As soon as I set IMAP_MAILBOX_SANITY_CHECK back to 0, everithing works fine again.

I'm really confused why I can't use this fearure  :Confused: 

----------

## Philippe23

I changed some of my .maildir folders to username:users (like you) but hadn't turned back on the SANITY check.  I noticed that a few hours later .maildir/courierimapuiddb had been switched back to username:username -- I'm wondering if (for me/us) he's wrong about which group it is.  Maybe we should be setting them all to username:username.

I might try that.  I didn't yesterday because I didn't want to interrupt anybody's e-mail access on my machine.

----------

## Philippe23

Yeah, that seemed to fix it for my account.

You know how useradd has that -G flag for adding additional groups and a separate flag -g for some "initial login group"?  I bet the account has to be set to use the initial login group (which, at least on  my system) is the user's personal group (same name as username).  I bet on his system it's users.  (I think the group I'm referencing is the one with the GID specified in /etc/passwd for the user.)

Now I just have to fix all the other accounts on my machine.

----------

## Philippe23

So I went back and changed the permissions to username:username for all accounts on my machine, turned back on the SANITY_CHECK and it's been running for a day or two without getting upset.

To summarize what I did (which is a very manual processes):

 Ran find / -type d -iname .maildir as root to find all the maildir folders.  All of mine were in /home/.

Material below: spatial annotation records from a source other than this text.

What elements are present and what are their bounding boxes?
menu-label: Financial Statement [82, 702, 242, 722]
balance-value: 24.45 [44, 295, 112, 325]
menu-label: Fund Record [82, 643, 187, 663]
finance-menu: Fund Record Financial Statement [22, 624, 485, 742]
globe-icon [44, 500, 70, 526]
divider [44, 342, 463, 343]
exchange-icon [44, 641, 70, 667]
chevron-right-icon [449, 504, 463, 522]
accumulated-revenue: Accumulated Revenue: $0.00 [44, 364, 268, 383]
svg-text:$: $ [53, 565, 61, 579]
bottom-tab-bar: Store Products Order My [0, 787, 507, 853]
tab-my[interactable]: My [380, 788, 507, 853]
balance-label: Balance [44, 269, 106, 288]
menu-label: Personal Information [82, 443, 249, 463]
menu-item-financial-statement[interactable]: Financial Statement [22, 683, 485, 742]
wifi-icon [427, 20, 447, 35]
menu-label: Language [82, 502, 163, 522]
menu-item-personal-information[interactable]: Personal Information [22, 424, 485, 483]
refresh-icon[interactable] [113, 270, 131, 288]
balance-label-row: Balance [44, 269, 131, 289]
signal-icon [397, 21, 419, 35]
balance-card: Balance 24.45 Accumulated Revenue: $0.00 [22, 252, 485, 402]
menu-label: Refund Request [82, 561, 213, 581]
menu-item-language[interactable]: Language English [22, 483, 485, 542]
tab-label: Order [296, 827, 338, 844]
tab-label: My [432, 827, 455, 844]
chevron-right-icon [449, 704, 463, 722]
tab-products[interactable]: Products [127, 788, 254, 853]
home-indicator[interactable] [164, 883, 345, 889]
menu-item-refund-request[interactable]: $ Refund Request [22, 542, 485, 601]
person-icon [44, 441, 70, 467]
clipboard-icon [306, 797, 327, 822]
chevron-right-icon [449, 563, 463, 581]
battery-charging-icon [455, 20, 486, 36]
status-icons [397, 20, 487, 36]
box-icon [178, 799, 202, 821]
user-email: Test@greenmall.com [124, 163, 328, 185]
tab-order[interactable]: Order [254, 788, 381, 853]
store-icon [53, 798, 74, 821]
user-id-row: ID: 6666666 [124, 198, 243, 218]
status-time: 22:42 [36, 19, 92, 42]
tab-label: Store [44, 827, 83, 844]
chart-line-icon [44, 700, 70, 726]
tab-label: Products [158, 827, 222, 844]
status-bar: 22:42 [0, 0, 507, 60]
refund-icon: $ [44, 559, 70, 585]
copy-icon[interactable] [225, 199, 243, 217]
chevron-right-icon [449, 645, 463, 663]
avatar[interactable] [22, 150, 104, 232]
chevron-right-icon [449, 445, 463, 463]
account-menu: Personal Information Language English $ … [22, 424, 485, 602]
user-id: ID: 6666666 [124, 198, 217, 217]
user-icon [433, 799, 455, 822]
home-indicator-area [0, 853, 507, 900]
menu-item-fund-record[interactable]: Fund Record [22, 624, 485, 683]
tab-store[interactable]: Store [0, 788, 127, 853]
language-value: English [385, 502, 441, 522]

 for all folders found (which is to say, in my case, for all user-folders in /home/) Ran grep username /etc/passwd to get the user's gid.  There is probably a better/more correct way to do this, but this is what I could think of.  The gid is the 2nd # listed and you should only get back one line per grep.

Ran grep gid /etc/group to verify that the gid mapped to the user's personal group.  (for me it always did.)

Ran sudo chgrp -R username /home/username/.maildir to change the group to the user's primary group.  username == personal group as verified by my previous step and personal group == user's primary group as verified by the step before that.

 Turned back on the SANITY_CHECK and restarted the daemon.

 watched the logs for a little while especially as I sent a message.

Someone with some brains could probably script that, but I have about 15 users and it was easier to just do it by hand rather than try to figure out sed and trouble shoot a script.

----------